A lineworker inspects a broadband line in Vermont in this 2007 file photo. Credit: Toby Talbot / AP

DOVER-FOXCROFT, Maine — Piscataquis County Commissioners rejected a proposal to bring broadband to residents, specifically those in unorganized territories, for the second time Tuesday.

Dover-Foxcroft Town Manager Jack Clukey, who along with several others has led the Maine Highlands Broadland Coalition since summer, asked commissioners to support unorganized territories being included in broadband grant applications the group will submit to the Maine Connectivity Authority next month.

Rural communities in the region have long struggled with internet access. But broadband would add value long into the future in terms of running a business from home or telemedicine, Clukey said. It would also result in increased property values down the line.

Including the unorganized territories would account for 1,100 locations and make the applications more competitive, Clukey said. Two vendors, Premium Choice Broadband and Consolidated Communications, have expressed serious interest in serving all of Piscataquis County and surrounding areas, he said.

“We want you folks to be aware that this isn’t [like] a year ago or two years ago,” he told commissioners. “We’ve actually got a lot of focus. There’s a lot of financial resources, and the two vendors, by collaborating, are able to look at their networks and see the most cost-effective way to extend each of their networks to conceptualize this network buildout. We really feel that it’s a unique opportunity to try to get fiber to the home throughout this region.”

Earlier this year, commissioners rejected funding that would have allowed the county’s economic development council to proceed with a broadband expansion project. In April, they introduced a rebate program instead. At Tuesday’s meeting, Clukey asked for the commissioners’ support as the broadband coalition — which includes Dover-Foxcroft, Dexter, Corinna and other towns — prepares to seek some of the $70 million the state has available to run fiber to unserved locations.
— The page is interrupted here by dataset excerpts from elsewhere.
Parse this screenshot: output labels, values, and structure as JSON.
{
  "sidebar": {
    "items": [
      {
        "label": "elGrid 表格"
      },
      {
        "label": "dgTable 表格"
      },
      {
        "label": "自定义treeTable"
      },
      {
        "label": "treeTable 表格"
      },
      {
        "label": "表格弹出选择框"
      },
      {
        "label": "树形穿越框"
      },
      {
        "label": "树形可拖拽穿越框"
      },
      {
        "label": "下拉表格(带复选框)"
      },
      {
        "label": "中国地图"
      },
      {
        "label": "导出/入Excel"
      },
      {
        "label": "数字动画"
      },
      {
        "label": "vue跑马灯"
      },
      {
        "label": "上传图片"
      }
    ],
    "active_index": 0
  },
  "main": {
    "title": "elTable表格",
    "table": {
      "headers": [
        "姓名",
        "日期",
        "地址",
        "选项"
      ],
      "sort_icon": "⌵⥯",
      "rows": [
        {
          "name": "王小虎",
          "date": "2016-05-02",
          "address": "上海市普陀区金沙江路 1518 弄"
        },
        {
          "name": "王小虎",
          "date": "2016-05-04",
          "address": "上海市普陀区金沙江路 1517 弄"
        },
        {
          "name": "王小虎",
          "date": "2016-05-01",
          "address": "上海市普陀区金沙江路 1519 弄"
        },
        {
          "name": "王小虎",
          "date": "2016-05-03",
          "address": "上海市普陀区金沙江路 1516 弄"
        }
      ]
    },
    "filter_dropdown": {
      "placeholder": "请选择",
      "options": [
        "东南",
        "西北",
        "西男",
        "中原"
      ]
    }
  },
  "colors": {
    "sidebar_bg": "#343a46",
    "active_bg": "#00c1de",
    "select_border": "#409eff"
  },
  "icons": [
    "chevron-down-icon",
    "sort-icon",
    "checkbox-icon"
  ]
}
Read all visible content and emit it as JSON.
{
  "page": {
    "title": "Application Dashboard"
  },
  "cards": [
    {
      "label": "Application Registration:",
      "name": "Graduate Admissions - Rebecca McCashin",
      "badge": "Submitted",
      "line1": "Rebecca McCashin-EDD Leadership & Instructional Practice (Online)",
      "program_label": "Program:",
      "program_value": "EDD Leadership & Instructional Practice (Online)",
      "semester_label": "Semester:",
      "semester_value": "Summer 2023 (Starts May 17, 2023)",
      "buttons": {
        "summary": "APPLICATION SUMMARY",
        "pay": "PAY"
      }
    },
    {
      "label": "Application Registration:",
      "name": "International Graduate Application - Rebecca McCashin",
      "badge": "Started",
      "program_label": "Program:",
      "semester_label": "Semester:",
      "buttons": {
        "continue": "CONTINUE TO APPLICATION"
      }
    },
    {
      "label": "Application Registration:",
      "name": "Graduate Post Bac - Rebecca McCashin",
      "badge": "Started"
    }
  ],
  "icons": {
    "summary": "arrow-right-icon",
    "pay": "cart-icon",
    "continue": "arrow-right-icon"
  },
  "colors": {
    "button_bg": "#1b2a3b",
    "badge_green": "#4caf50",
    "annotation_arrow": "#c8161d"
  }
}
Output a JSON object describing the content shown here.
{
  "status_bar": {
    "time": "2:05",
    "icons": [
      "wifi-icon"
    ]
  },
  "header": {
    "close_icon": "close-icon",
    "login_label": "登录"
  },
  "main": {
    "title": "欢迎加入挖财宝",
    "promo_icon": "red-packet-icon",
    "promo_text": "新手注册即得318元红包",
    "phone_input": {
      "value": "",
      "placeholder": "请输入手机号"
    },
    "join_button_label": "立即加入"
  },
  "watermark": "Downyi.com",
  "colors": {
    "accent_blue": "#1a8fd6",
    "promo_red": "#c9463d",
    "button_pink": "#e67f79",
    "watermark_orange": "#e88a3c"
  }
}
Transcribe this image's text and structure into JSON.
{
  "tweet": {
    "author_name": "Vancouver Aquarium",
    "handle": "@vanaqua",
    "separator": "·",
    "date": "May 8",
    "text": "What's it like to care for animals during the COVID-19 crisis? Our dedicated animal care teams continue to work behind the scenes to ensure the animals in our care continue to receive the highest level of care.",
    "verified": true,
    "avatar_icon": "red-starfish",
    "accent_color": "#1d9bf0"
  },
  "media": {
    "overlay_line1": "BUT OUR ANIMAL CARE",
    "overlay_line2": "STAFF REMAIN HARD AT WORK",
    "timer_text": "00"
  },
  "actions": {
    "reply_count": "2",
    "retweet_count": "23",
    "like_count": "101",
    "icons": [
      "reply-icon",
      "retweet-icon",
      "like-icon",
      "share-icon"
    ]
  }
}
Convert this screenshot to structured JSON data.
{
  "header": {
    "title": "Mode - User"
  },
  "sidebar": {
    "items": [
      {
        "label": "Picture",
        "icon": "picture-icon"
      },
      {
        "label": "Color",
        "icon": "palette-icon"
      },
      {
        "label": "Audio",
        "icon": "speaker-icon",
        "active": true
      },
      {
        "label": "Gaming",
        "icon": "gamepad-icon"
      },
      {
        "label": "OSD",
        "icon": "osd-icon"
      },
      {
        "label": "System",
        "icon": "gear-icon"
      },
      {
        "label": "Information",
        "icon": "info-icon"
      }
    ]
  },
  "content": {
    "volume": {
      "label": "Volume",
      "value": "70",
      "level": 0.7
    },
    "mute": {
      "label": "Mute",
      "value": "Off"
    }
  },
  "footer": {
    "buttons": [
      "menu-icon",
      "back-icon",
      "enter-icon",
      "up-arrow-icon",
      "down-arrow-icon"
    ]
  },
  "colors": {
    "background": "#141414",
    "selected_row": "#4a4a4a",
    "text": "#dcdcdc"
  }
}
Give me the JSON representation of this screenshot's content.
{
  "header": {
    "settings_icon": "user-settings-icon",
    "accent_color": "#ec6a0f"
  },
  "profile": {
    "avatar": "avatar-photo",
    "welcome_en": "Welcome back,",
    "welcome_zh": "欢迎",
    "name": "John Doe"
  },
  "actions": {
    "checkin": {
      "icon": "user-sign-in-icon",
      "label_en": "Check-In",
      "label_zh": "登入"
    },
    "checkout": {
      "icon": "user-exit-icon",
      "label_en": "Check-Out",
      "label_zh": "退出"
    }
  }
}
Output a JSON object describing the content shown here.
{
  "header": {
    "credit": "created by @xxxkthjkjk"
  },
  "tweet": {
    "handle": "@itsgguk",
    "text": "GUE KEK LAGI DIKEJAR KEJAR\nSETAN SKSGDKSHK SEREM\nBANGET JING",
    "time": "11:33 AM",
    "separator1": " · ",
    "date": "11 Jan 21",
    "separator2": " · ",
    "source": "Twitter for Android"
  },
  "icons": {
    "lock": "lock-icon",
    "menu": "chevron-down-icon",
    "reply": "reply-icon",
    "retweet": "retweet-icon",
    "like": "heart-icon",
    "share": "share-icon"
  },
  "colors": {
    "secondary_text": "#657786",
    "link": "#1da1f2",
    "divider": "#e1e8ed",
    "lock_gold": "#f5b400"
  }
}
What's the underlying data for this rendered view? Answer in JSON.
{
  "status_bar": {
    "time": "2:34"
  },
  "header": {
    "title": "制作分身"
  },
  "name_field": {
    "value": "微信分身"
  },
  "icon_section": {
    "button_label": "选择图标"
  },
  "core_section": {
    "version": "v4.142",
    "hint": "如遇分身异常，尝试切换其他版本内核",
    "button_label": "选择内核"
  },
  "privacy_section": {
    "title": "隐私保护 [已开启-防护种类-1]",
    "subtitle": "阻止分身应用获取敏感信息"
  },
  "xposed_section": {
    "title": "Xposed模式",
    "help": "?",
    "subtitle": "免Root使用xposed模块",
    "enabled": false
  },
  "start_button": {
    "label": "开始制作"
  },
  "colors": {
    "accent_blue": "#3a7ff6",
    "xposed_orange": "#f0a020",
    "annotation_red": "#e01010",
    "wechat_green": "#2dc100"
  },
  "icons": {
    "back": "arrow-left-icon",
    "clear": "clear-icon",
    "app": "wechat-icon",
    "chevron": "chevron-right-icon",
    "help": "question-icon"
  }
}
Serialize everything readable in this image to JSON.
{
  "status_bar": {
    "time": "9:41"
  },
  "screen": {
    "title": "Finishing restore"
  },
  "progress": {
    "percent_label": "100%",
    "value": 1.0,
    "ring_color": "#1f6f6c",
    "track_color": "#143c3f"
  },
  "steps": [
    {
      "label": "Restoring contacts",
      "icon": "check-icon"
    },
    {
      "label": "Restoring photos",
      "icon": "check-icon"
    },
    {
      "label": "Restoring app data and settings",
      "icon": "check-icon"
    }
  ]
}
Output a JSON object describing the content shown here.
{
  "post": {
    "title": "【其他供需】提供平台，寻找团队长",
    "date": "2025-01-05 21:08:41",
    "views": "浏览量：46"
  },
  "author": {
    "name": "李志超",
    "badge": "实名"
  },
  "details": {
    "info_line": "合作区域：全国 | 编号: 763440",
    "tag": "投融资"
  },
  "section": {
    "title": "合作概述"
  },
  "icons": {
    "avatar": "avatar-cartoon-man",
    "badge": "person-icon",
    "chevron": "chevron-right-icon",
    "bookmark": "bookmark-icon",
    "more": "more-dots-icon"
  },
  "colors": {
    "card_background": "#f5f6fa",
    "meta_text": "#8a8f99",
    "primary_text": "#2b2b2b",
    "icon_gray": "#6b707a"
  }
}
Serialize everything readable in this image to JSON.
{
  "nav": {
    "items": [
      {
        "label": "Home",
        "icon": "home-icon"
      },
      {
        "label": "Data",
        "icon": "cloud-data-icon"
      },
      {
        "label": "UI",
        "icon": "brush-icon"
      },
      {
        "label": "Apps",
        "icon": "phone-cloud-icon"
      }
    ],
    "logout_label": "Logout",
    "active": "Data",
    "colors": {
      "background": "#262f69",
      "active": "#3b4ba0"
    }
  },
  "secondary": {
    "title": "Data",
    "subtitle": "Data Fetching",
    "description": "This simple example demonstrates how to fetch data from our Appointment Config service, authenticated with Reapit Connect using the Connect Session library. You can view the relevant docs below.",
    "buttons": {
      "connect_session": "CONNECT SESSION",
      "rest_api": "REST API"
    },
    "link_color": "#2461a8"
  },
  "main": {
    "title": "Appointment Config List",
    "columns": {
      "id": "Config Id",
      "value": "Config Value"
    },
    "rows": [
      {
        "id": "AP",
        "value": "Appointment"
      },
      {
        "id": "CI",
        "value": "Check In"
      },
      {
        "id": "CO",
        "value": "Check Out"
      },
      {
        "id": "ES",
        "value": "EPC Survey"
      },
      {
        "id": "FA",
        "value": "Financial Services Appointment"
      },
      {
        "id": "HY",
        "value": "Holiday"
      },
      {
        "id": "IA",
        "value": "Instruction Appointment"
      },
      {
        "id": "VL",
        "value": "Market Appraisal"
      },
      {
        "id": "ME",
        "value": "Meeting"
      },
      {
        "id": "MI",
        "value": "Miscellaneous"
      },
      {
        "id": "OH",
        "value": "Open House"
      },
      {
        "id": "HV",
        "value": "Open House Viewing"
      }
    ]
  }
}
If the vendors had cost-effective strategies, they wouldn’t be asking for money, said James White, chairman of the commissioners.

“There is a lot of misinformation in what you just presented,” he told Clukey. “If you’re unaware of that, you need to go back and understand what you’re looking at. If you’re not unaware of that, then shame on you.”

Commissioners set aside money for residents in unserved locations, including the unorganized territories, White said, referring to the rebate program that would reimburse up to 50 percent of costs to purchase internet hardware not exceeding $300. Only six people have taken advantage of the program in six months, he said.

The problem with fiber is that other alternatives to receiving internet, such as radio frequency technology and satellites, are being ignored, White said. This was one of his criticisms of a $60,000 broadband study, spearheaded by the Piscataquis County Economic Development Council and released in December 2021, that identified gaps throughout the county and how to fill them.

“When you’re talking about the UTs [unorganized territories] and the thousands of miles of roads we have, you’re talking about a tremendous amount of taxpayer money that will get damaged in storms, that will be a huge cost to maintain,” White said. “This is all coming out of our pockets. This isn’t just money from heaven.”

Clukey said one of the reasons why so much money is going into this broadband effort is because it isn’t about what the tax rate will be next year but rather what it will be a decade from now.

“People in the future are going to look for this capacity out in the rural areas so that they can bring their job to Piper Pond or wherever,” he said.

White said the commissioners constantly deal with bait-and-switch that says Piscataquis needs people with high-paying jobs, and when they offer alternatives, they’re hit with people who say the county needs cheap internet for residents living in poverty.

The commissioners are ignoring 1,174 or some number of citizens who are not able to participate in the 21st century, said Chris Maas, who has helped lead the broadband coalition and is involved with a number of other groups in Dover-Foxcroft. He questioned if the commissioners are OK with that.

White said that is false and that it’s the kind of false pretense that the fiber project has been sold on. Another commissioner chimed in that there are other internet alternatives besides fiber.

Commissioners reiterated that they have committed their American Rescue Plan Act funds to other projects, like radio communications upgrades for the county’s emergency responders. Even if the commissioners cannot provide a financial contribution on behalf of the unorganized territories, their support of the coalition’s efforts and permission to name the areas in grant applications would be welcome, Clukey said.

“We feel that we’re going to put forward a very competitive application and are hopeful that we can receive some significant funding,” he said.